The current SurrealDB runtime supports normal read and write transactions
through the official client's transaction API.

That means:

- `create`
- `createMany`
- `update`
- `updateMany`
- `upsert`
- `delete`
- `deleteMany`
- compound-unique lookups
- model-level constraint enforcement
- `orm.transaction(...)`

Two boundaries still matter:

- generated integer IDs are not supported
- schema-qualified table namespaces are not supported

## Relation support

SurrealDB is a multi-model database, but the current ORM layer stays
conservative about relation loading.

That means:

- `belongsTo`
- `hasOne`
- `hasMany`
- explicit join-table `manyToMany`

work through the shared relation resolver and follow-up lookups instead of
claiming native graph or SQL join planning.

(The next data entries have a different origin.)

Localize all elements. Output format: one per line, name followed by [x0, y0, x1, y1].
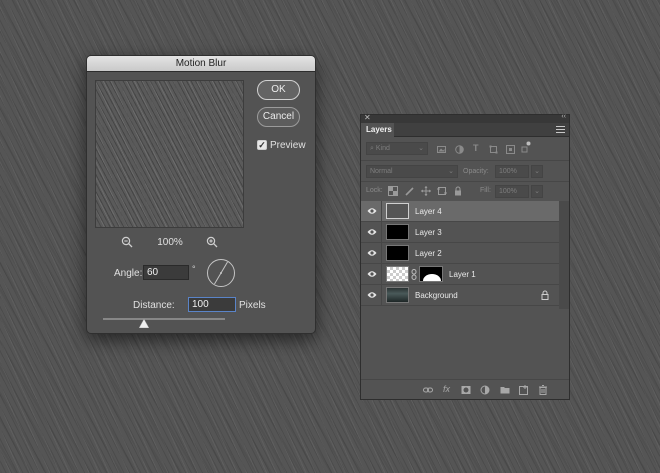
layer-row-layer-4[interactable]: Layer 4 [361, 201, 559, 222]
chevron-down-icon: ⌄ [534, 168, 540, 175]
dialog-title: Motion Blur [87, 56, 315, 72]
layers-scrollbar[interactable] [559, 201, 569, 309]
layer-thumbnail [386, 224, 409, 240]
layer-row-layer-2[interactable]: Layer 2 [361, 243, 559, 264]
shape-filter-icon[interactable] [489, 145, 498, 154]
layers-panel: ✕ ‹‹ Layers ⌕ Kind ⌄ T Normal ⌄ Opacity:… [360, 113, 570, 400]
new-group-folder-icon[interactable] [500, 385, 510, 395]
pixel-filter-icon[interactable] [437, 145, 446, 154]
angle-dial[interactable] [207, 259, 235, 287]
panel-menu-icon[interactable] [556, 126, 565, 134]
filter-toggle-icon[interactable] [521, 141, 531, 153]
zoom-level: 100% [157, 237, 183, 248]
blend-mode-value: Normal [370, 168, 393, 175]
ok-button[interactable]: OK [257, 80, 300, 100]
motion-blur-dialog: Motion Blur 100% OK Cancel ✓ Preview Ang… [86, 55, 316, 334]
panel-tab-strip: Layers [361, 123, 569, 137]
layer-name[interactable]: Layer 4 [415, 207, 442, 216]
eye-icon[interactable] [367, 270, 377, 278]
type-filter-icon[interactable]: T [473, 143, 482, 153]
layer-name[interactable]: Layer 3 [415, 228, 442, 237]
distance-label: Distance: [133, 300, 175, 311]
preview-label: Preview [270, 140, 306, 151]
layer-thumbnail [386, 245, 409, 261]
layer-row-layer-1[interactable]: Layer 1 [361, 264, 559, 285]
eye-column-divider [381, 285, 382, 306]
blur-preview-area[interactable] [95, 80, 244, 228]
panel-title-bar: ✕ ‹‹ [361, 113, 569, 123]
layer-row-background[interactable]: Background [361, 285, 559, 306]
layer-thumbnail [386, 287, 409, 303]
chevron-down-icon: ⌄ [534, 188, 540, 195]
lock-artboard-icon[interactable] [437, 186, 447, 196]
preview-checkbox[interactable]: ✓ [257, 140, 267, 150]
eye-column-divider [381, 243, 382, 264]
adjustment-layer-icon[interactable] [480, 385, 490, 395]
kind-filter-select[interactable]: ⌕ Kind ⌄ [366, 142, 428, 155]
collapse-panel-icon[interactable]: ‹‹ [561, 113, 566, 120]
fill-input[interactable]: 100% [495, 185, 529, 198]
zoom-out-icon[interactable] [121, 236, 133, 248]
lock-icon [541, 290, 549, 300]
chevron-down-icon: ⌄ [418, 145, 424, 152]
chevron-down-icon: ⌄ [448, 168, 454, 175]
distance-slider-thumb[interactable] [138, 318, 150, 329]
zoom-in-icon[interactable] [206, 236, 218, 248]
mask-link-icon[interactable] [411, 269, 417, 280]
close-panel-icon[interactable]: ✕ [364, 113, 371, 122]
panel-footer: fx [361, 379, 569, 399]
degree-symbol: ° [192, 264, 196, 274]
lock-image-pixels-icon[interactable] [405, 186, 415, 196]
eye-icon[interactable] [367, 291, 377, 299]
lock-row: Lock: Fill: 100% ⌄ [361, 181, 569, 203]
layer-mask-thumbnail[interactable] [419, 266, 443, 282]
layer-thumbnail [386, 203, 409, 219]
layer-name[interactable]: Layer 1 [449, 270, 476, 279]
opacity-value: 100% [499, 168, 517, 175]
eye-icon[interactable] [367, 207, 377, 215]
opacity-input[interactable]: 100% [495, 165, 529, 178]
fill-label: Fill: [480, 187, 491, 194]
lock-label: Lock: [366, 187, 383, 194]
add-mask-icon[interactable] [461, 385, 471, 395]
link-layers-icon[interactable] [423, 385, 433, 395]
filter-row: ⌕ Kind ⌄ T [361, 138, 569, 160]
pixels-label: Pixels [239, 300, 266, 311]
fill-dropdown[interactable]: ⌄ [531, 185, 543, 198]
layer-name[interactable]: Layer 2 [415, 249, 442, 258]
search-icon: ⌕ [370, 145, 374, 152]
eye-icon[interactable] [367, 249, 377, 257]
angle-input[interactable]: 60 [143, 265, 189, 280]
blend-row: Normal ⌄ Opacity: 100% ⌄ [361, 160, 569, 182]
distance-input[interactable]: 100 [188, 297, 236, 312]
fill-value: 100% [499, 188, 517, 195]
layer-name[interactable]: Background [415, 291, 458, 300]
layers-list: Layer 4 Layer 3 Layer 2 Layer 1 Backgrou… [361, 201, 559, 306]
smart-object-filter-icon[interactable] [506, 145, 515, 154]
opacity-dropdown[interactable]: ⌄ [531, 165, 543, 178]
lock-all-icon[interactable] [453, 186, 463, 196]
eye-column-divider [381, 201, 382, 222]
cancel-button[interactable]: Cancel [257, 107, 300, 127]
eye-icon[interactable] [367, 228, 377, 236]
eye-column-divider [381, 264, 382, 285]
opacity-label: Opacity: [463, 168, 489, 175]
tab-layers[interactable]: Layers [361, 123, 394, 137]
kind-filter-value: Kind [375, 145, 390, 152]
layer-style-fx-icon[interactable]: fx [443, 384, 453, 394]
adjustment-filter-icon[interactable] [455, 145, 464, 154]
new-layer-icon[interactable] [519, 385, 529, 395]
angle-label: Angle: [114, 268, 143, 279]
eye-column-divider [381, 222, 382, 243]
distance-slider-track[interactable] [103, 318, 225, 320]
layer-row-layer-3[interactable]: Layer 3 [361, 222, 559, 243]
lock-position-icon[interactable] [421, 186, 431, 196]
trash-icon[interactable] [538, 385, 548, 395]
layer-thumbnail [386, 266, 409, 282]
lock-transparent-pixels-icon[interactable] [388, 186, 398, 196]
blend-mode-select[interactable]: Normal ⌄ [366, 165, 458, 178]
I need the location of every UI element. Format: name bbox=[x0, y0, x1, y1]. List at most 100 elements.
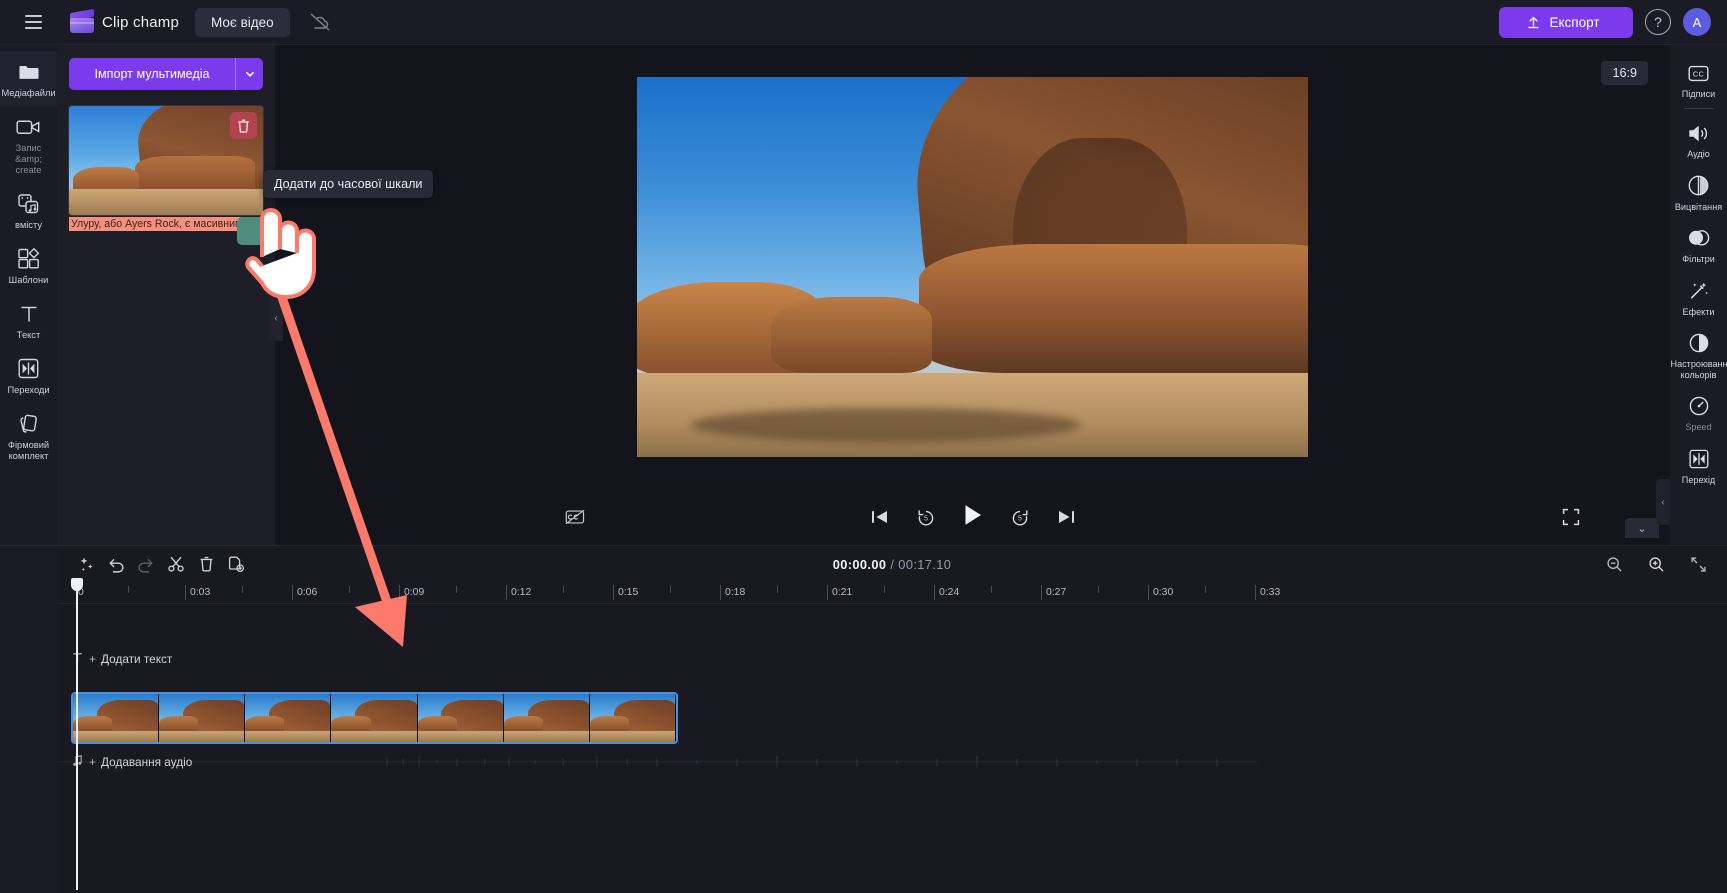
export-label: Експорт bbox=[1549, 14, 1600, 30]
speedometer-icon bbox=[1686, 394, 1712, 418]
editor-body: Медіафайли Запис &amp; create вмісту Шаб… bbox=[0, 45, 1727, 545]
playhead[interactable] bbox=[71, 578, 83, 890]
captions-off-icon[interactable] bbox=[565, 509, 585, 525]
avatar[interactable]: A bbox=[1683, 8, 1711, 36]
sidebar-item-templates[interactable]: Шаблони bbox=[0, 238, 57, 293]
aspect-ratio-button[interactable]: 16:9 bbox=[1601, 61, 1648, 85]
cloud-off-icon[interactable] bbox=[308, 10, 332, 34]
closed-captions-icon: CC bbox=[1686, 61, 1712, 85]
sidebar-item-media[interactable]: Медіафайли bbox=[0, 51, 57, 106]
brand-logo[interactable]: Clip champ bbox=[70, 8, 179, 33]
media-panel: Імпорт мультимедіа Улуру, або Ayers Rock… bbox=[57, 45, 434, 545]
right-item-transition[interactable]: Перехід bbox=[1670, 439, 1727, 491]
ruler-tick: 0:33 bbox=[1255, 585, 1280, 600]
clipchamp-logo-icon bbox=[70, 8, 94, 33]
fit-timeline-icon[interactable] bbox=[1683, 551, 1713, 577]
zoom-in-icon[interactable] bbox=[1641, 551, 1671, 577]
expand-timeline-button[interactable]: ⌄ bbox=[1625, 518, 1659, 538]
sidebar-item-text[interactable]: Текст bbox=[0, 293, 57, 348]
right-item-label: Фільтри bbox=[1682, 254, 1715, 265]
rewind-5-icon[interactable]: 5 bbox=[916, 508, 936, 527]
right-item-label: Перехід bbox=[1681, 474, 1716, 485]
filters-icon bbox=[1686, 226, 1712, 250]
right-item-filters[interactable]: Фільтри bbox=[1670, 218, 1727, 270]
sidebar-item-brand-kit[interactable]: Фірмовий комплект bbox=[0, 403, 57, 469]
preview-stage: 16:9 5 5 bbox=[275, 45, 1670, 545]
svg-text:CC: CC bbox=[1693, 69, 1705, 78]
right-item-label: Настроювання кольорів bbox=[1670, 359, 1727, 380]
collapse-right-panel-button[interactable]: ‹ bbox=[1656, 479, 1670, 525]
transition-icon bbox=[1686, 447, 1712, 471]
add-to-timeline-button[interactable]: plus-icon bbox=[237, 217, 265, 245]
redo-icon[interactable] bbox=[131, 551, 161, 577]
right-item-effects[interactable]: Ефекти bbox=[1670, 271, 1727, 323]
media-thumbnail-card[interactable]: Улуру, або Ayers Rock, є масивним s. plu… bbox=[69, 106, 265, 245]
preview-area: 16:9 bbox=[275, 45, 1670, 489]
import-media-button[interactable]: Імпорт мультимедіа bbox=[69, 58, 235, 90]
right-item-label: Вицвітання bbox=[1674, 201, 1723, 212]
hamburger-icon[interactable] bbox=[16, 5, 50, 39]
forward-5-icon[interactable]: 5 bbox=[1010, 508, 1030, 527]
duplicate-icon[interactable] bbox=[221, 551, 251, 577]
collapse-media-panel-button[interactable]: ‹ bbox=[269, 295, 283, 341]
text-icon bbox=[16, 302, 42, 326]
ruler-tick: 0:15 bbox=[613, 585, 638, 600]
timeline-main: 00:00.00 / 00:17.10 ⌄ 0 0:03 0:06 0:09 0… bbox=[57, 518, 1727, 893]
left-sidebar: Медіафайли Запис &amp; create вмісту Шаб… bbox=[0, 45, 57, 545]
top-bar: Clip champ Моє відео Експорт ? A bbox=[0, 0, 1727, 45]
media-thumbnail-image[interactable] bbox=[69, 106, 263, 215]
plus-icon: + bbox=[89, 652, 97, 666]
add-text-label[interactable]: Додати текст bbox=[101, 652, 172, 666]
right-item-captions[interactable]: CC Підписи bbox=[1670, 53, 1727, 105]
help-icon[interactable]: ? bbox=[1645, 9, 1671, 35]
clip-frame bbox=[73, 694, 160, 742]
right-item-label: Аудіо bbox=[1687, 149, 1710, 160]
delete-media-button[interactable] bbox=[230, 112, 257, 139]
stock-content-icon bbox=[16, 192, 42, 216]
video-preview[interactable] bbox=[637, 77, 1308, 457]
clip-frame bbox=[245, 694, 332, 742]
timeline-ruler[interactable]: 0 0:03 0:06 0:09 0:12 0:15 0:18 0:21 0:2… bbox=[57, 578, 1727, 890]
zoom-out-icon[interactable] bbox=[1599, 551, 1629, 577]
right-item-label: Speed bbox=[1685, 422, 1712, 433]
audio-waveform bbox=[57, 756, 1257, 768]
scissors-icon[interactable] bbox=[161, 551, 191, 577]
fullscreen-icon[interactable] bbox=[1562, 508, 1580, 526]
clip-frame bbox=[589, 694, 676, 742]
right-item-color-adjust[interactable]: Настроювання кольорів bbox=[1670, 323, 1727, 386]
right-sidebar: CC Підписи Аудіо Вицвітання Фільтри Ефек… bbox=[1670, 45, 1727, 545]
video-clip[interactable] bbox=[71, 692, 678, 744]
transport-controls: 5 5 bbox=[275, 489, 1670, 545]
project-name-button[interactable]: Моє відео bbox=[195, 7, 290, 37]
right-item-label: Ефекти bbox=[1682, 306, 1715, 317]
sidebar-item-transitions[interactable]: Переходи bbox=[0, 348, 57, 403]
text-track[interactable]: + Додати текст bbox=[57, 648, 1727, 670]
ruler-tick: 0:12 bbox=[506, 585, 531, 600]
export-button[interactable]: Експорт bbox=[1499, 6, 1633, 38]
clip-frame bbox=[159, 694, 246, 742]
right-item-fade[interactable]: Вицвітання bbox=[1670, 166, 1727, 218]
sidebar-item-label: Шаблони bbox=[8, 274, 49, 285]
svg-text:5: 5 bbox=[924, 515, 928, 522]
undo-icon[interactable] bbox=[101, 551, 131, 577]
svg-text:5: 5 bbox=[1018, 515, 1022, 522]
sidebar-item-label: Фірмовий комплект bbox=[7, 439, 50, 461]
timeline-tracks: + Додати текст + Додавання аудіо bbox=[57, 604, 1727, 769]
timeline-toolbar: 00:00.00 / 00:17.10 ⌄ bbox=[57, 518, 1727, 582]
skip-to-start-icon[interactable] bbox=[870, 508, 890, 526]
skip-to-end-icon[interactable] bbox=[1056, 508, 1076, 526]
right-item-speed[interactable]: Speed bbox=[1670, 386, 1727, 438]
trash-icon[interactable] bbox=[191, 551, 221, 577]
play-button[interactable] bbox=[962, 503, 984, 532]
chevron-down-icon[interactable] bbox=[235, 58, 263, 90]
import-media-row: Імпорт мультимедіа bbox=[69, 58, 263, 90]
upload-icon bbox=[1528, 16, 1539, 28]
sidebar-item-record-create[interactable]: Запис &amp; create bbox=[0, 106, 57, 183]
sidebar-item-label: вмісту bbox=[15, 219, 42, 230]
magic-sparkle-icon[interactable] bbox=[71, 551, 101, 577]
color-adjust-icon bbox=[1686, 331, 1712, 355]
clip-frame bbox=[503, 694, 590, 742]
camera-icon bbox=[16, 115, 42, 139]
right-item-audio[interactable]: Аудіо bbox=[1670, 113, 1727, 165]
sidebar-item-content[interactable]: вмісту bbox=[0, 183, 57, 238]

That makes the current runtime a strong fit for:

- auth and account state
- org/member/workspace state
- app and framework records
- package-owned storage layers that still want one ORM API

## Local verification

Run the local SurrealDB suite with:

```bash title="terminal"
pnpm test:local:surrealdb
```

That package-local suite uses a real embedded `mem://` SurrealDB client through
the official SDK, so the runtime, helper, relation, transaction, and duplicate-key
paths are exercised against a live local backend instead of a fake harness.